The Deputy Prime Minister doesn't think businesses that opt out of using vaccine passes should qualify for any potential financial assistance on offer in the future.
As the country reopens under the new COVID-19 Protection Framework next week, financial relief for businesses hit hard by lockdowns will also end, since there won't - fingers crossed - be any lockdowns.
Packages like the wage subsidy and resurgence support payment "won't be part of going forward from here", Grant Robertson told Newshub Nation in an interview aired on Saturday morning.
"In terms of any future support, there is still an issue that we're working through."
The wage subsidy and resurgence support payments have been available to firms who suffer significant revenue losses thanks to level 3 and 4 restrictions. Under the Protection Framework - also known as the 'traffic light' system - all businesses will be allowed to operate, though some won't if they don't use the My Vaccine Pass at the orange and red levels.
Robertson said if the likes of gyms, hairdressers and hospitality venues don't use the My Vaccine Pass and lose customers or have to close, he doesn't think they should be propped up by the taxpayer.
"I've made clear that personally, I don't think if, for example, we're using the revenue drop test for any support that we give, that we should reward people who don't use vaccine certificates and that causes the revenue drop. So that's the view that I've taken."
He's unsure at this stage whether "it can even be done" however.

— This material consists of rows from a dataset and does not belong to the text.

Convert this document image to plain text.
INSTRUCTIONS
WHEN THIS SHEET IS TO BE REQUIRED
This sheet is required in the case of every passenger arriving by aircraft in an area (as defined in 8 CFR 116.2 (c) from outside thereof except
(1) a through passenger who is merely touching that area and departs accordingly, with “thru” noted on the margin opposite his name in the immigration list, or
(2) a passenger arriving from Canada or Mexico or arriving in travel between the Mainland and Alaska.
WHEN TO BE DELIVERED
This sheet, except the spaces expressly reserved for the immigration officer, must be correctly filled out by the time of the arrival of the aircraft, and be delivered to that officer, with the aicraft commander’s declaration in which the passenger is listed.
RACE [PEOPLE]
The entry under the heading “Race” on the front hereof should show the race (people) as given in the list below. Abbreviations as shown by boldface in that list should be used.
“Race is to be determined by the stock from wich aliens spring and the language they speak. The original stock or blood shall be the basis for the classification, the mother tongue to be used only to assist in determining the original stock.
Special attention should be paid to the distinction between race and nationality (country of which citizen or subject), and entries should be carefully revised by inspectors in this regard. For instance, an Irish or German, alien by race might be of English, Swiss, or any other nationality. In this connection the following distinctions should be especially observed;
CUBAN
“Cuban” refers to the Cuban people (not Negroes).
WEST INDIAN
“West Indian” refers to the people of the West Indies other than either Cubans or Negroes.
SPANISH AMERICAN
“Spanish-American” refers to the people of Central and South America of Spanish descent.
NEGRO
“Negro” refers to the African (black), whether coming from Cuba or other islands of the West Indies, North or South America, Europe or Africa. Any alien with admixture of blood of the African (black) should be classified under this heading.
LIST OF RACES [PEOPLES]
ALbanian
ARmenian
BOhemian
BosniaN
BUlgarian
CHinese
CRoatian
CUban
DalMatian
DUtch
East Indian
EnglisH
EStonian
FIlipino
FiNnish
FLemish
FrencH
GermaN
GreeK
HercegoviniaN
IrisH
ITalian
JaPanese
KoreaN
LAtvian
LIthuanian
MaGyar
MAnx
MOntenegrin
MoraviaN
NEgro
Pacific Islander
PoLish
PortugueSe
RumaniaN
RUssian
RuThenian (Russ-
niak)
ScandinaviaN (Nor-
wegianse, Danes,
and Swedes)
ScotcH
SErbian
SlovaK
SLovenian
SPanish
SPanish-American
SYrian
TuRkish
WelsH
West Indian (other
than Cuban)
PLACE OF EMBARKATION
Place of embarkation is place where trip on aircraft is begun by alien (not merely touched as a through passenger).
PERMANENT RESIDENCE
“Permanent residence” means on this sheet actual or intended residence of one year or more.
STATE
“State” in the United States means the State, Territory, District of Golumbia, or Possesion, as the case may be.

"We're working that through with officials, but obviously a lot of that depends on the nature of any future support - we have made clear that any future support is likely to be targeted and likely to be sector-specific…
"We've been clear that at all three levels of the new protection framework, businesses can operate. And so our focus now is on making sure that we set that framework in such a way that businesses are able to operate."
The Government this week said it wouldn't be mandatory for businesses to check the validity of customers' My Vaccine Passes. They have to sight them, but there's no requirement for them to use the verification app to check they're not fraudulent.
"It's no different from what most countries around the world are doing," Prime Minister Jacinda Ardern said earlier this week. "Our verifier app is actually an added tool that not everyone internationally has used."
The Ministry of Health's website originally said it was a requirement, but was updated during the week after Director-General of Health Ashley Bloomfield noted there was nothing in the Government's vaccination order that made it compulsory.
"The practicalities of checking every single vaccine pass for businesses is challenging, but our expectations are that they do check them again and because there are certain areas and sectors where we have required them to have them," Robertson told Newshub Nation.
He also said it would be fine for businesses to employ single-jabbed people even whilst only letting in double-vaccinated people, at least in the short-term, before the January 17 deadline.
"People are employed. We want them to be able to work. And if they have agreed to get vaccinated, that's the process we want them to be in."
As for whether businesses would be forced to let in police officers who aren't double-jabbed, Robertson said that would be a "very, very specific set of circumstances" that would be moot by January 17, when only vaccinated officers would be on the front line.
"That will be entirely up to the Commissioner of Police there. The Government doesn't manage the way that he deploys his resources. I think we've got around 88 percent of police staff that are vaccinated. And so the Police Commissioner will work his way through that. But obviously, it's our expectation that they will be mandated frontline officers to be vaccinated."